I filled in the Durham University staff survey yesterday, which got me once again rather miffed about the way that postdoctoral positions work within this university, but also more generally. A good number of the questions were of the "can you do your work within normal working hours?", "do you have enough resources to do your job?", "do you feel stressed by work?" and so on. Answers: no, no, and yes. But while this "dialogue" is all very well in principle, there's nothing that can actually be done about these things: research positions are funded to do research in a particular area and if that's a lot of work for one person, tough. And if you don't manage to do it, also tough: no permanent position for you, matey. So hurrah for the new touchy-feely Durham University, but if they stump up University funds for the needed extra manpower to make my post a full success, I'll eat a hat of anyone's choosing.

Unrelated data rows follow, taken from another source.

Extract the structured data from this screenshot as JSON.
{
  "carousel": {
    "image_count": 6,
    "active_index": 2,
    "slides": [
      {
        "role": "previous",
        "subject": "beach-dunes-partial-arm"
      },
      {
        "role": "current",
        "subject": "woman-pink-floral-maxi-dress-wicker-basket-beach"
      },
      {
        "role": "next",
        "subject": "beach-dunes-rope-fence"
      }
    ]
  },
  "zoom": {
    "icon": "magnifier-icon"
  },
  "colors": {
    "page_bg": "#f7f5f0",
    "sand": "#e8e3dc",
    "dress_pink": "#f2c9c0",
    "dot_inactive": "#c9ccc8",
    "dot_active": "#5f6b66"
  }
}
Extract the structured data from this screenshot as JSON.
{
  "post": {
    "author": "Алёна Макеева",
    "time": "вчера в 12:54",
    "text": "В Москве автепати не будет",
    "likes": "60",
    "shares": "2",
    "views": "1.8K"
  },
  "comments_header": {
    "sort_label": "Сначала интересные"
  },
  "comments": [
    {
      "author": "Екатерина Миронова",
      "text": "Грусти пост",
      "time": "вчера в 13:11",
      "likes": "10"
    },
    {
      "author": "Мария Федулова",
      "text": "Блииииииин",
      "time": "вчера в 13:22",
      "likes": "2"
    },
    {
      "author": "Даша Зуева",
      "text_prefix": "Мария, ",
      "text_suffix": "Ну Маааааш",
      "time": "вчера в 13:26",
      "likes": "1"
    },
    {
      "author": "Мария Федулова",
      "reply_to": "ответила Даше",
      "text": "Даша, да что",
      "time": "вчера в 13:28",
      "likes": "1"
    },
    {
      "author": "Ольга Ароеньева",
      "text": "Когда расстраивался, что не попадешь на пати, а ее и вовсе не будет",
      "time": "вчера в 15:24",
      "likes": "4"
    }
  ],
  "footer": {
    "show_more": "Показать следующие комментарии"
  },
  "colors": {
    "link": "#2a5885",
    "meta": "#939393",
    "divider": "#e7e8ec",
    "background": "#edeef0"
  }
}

The other major annoying aspect of working for the University is the complete lack of institutional incentive to work hard or well. Except for the fact that I'm actually a reasonably intelligent and self-motivated person who doesn't like to turn out slack or shoddy work, my "best strategy" would be to work as little as I can without being fired (or, since I have a fixed term position, without failing to get my contract renewed). My pay will increment by about 800 a year as long as I'm there, regardless of whether I (continue to) work my arse off. What's more, there's no meaningful system for hopping up that ladder a bit faster: allegedly such a scheme exists, but I'm told that it's not worth applying because it's a lot of paperwork and anyway the University has put a moratorium on such accelerated progress. Now, I can understand that being older is likely to be correlated with having kids and big houses and the accompanying expenses, but nevertheless it burns to do more or better work than someone who's been around for ages and to take home half their wage: maybe I want that house or kids right now. I don't even regard myself as much of a materialist: I just like to think that what I'm getting given is proportional to what other people doing the same work get. This is by no means a problem unique to university posts, but Durham's pay and promotion system is remarkably geared towards maintaining a status quo of age-coupled mediocrity. A mediocracy, if you will.
Anyway, I get the distinct impression that this review is not for the benefit of academics. I hope it's for the benefit of someone other than just the HR section. It's institutionally accepted that academic life is underpaid, overstressed and under-resourced, and getting a few thousand surveys back to confirm it won't change any of those factors. Unfortunately, academic life is also wonderfully flexible, informal and interesting: we're our own worst enemies. So go on, drop out and go work for a bank: the fewer applicants for those stressful, undervalued lectureships the better.